On the basis of the obvious clinical variability in Ras-MAPK patients, especially with regard to muscle involvement, and the normal biochemical screening in 15 out of 18 prospectively screened patients with classic, molecularly characterized Ras-MAPK syndromes, we conclude that only a specific subgroup of these patients presents with a ‘mitochondrial phenotype’. This could be expressed because of a second genetic hit (mitochondria genetic alteration/polymorphism), another polymorphism in a related metabolic pathway increasing mitochondrial vulnerability, or malnutrition, explaining the more severe clinical presentation in some of the patients of the Ras-MAPK spectrum.

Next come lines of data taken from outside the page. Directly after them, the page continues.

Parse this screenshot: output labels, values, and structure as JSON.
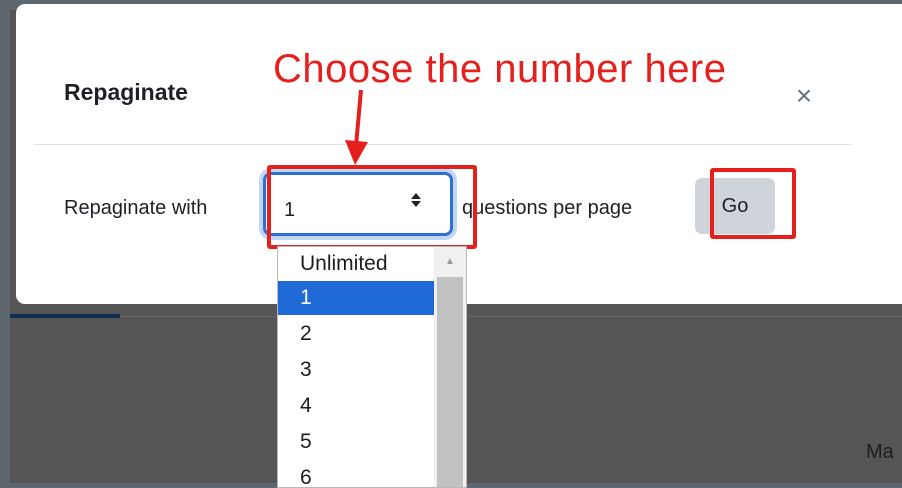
{
  "modal": {
    "title": "Repaginate",
    "close_glyph": "×",
    "label_before": "Repaginate with",
    "select_value": "1",
    "select_caret": "◆",
    "label_after": "questions per page",
    "go_label": "Go"
  },
  "dropdown": {
    "options": [
      "Unlimited",
      "1",
      "2",
      "3",
      "4",
      "5",
      "6"
    ],
    "selected": "1"
  },
  "annotation": {
    "text": "Choose the number here",
    "color": "#e5201c"
  },
  "background": {
    "partial_text": "Ma"
  },
  "colors": {
    "accent": "#1f6ad6",
    "go_button": "#ced4da",
    "overlay": "#555555"
  }
}
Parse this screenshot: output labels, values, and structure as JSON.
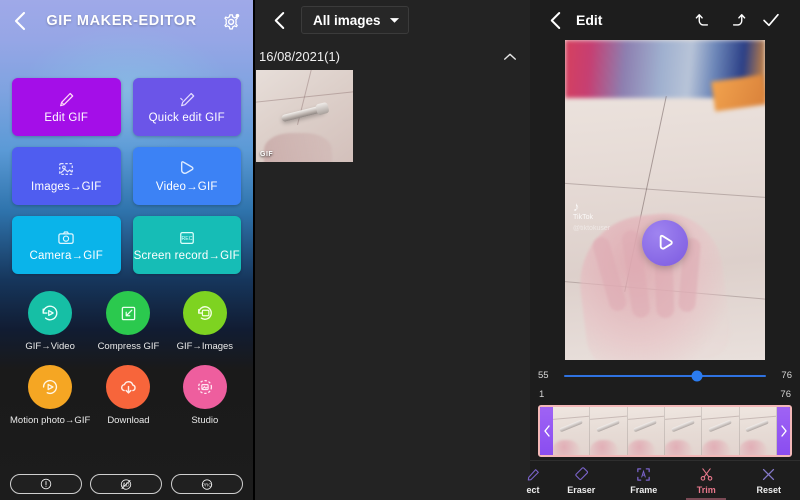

Clinicians should continue to critically review their diagnosis during the course of disease, particularly if there are incongruities between the clinical severity and the genetic diagnosis obtained. The finding of mitochondrial dysfunction in syndromic, Ras-MAPK pathway related gene mutation carriers is also highly relevant, both for correct diagnostic procedure and for interpretation of results. The detection of an underlying signaling pathway mutation in children with mitochondrial dysfunction is essential for genetic counseling, future prognosis assessment and possible therapy.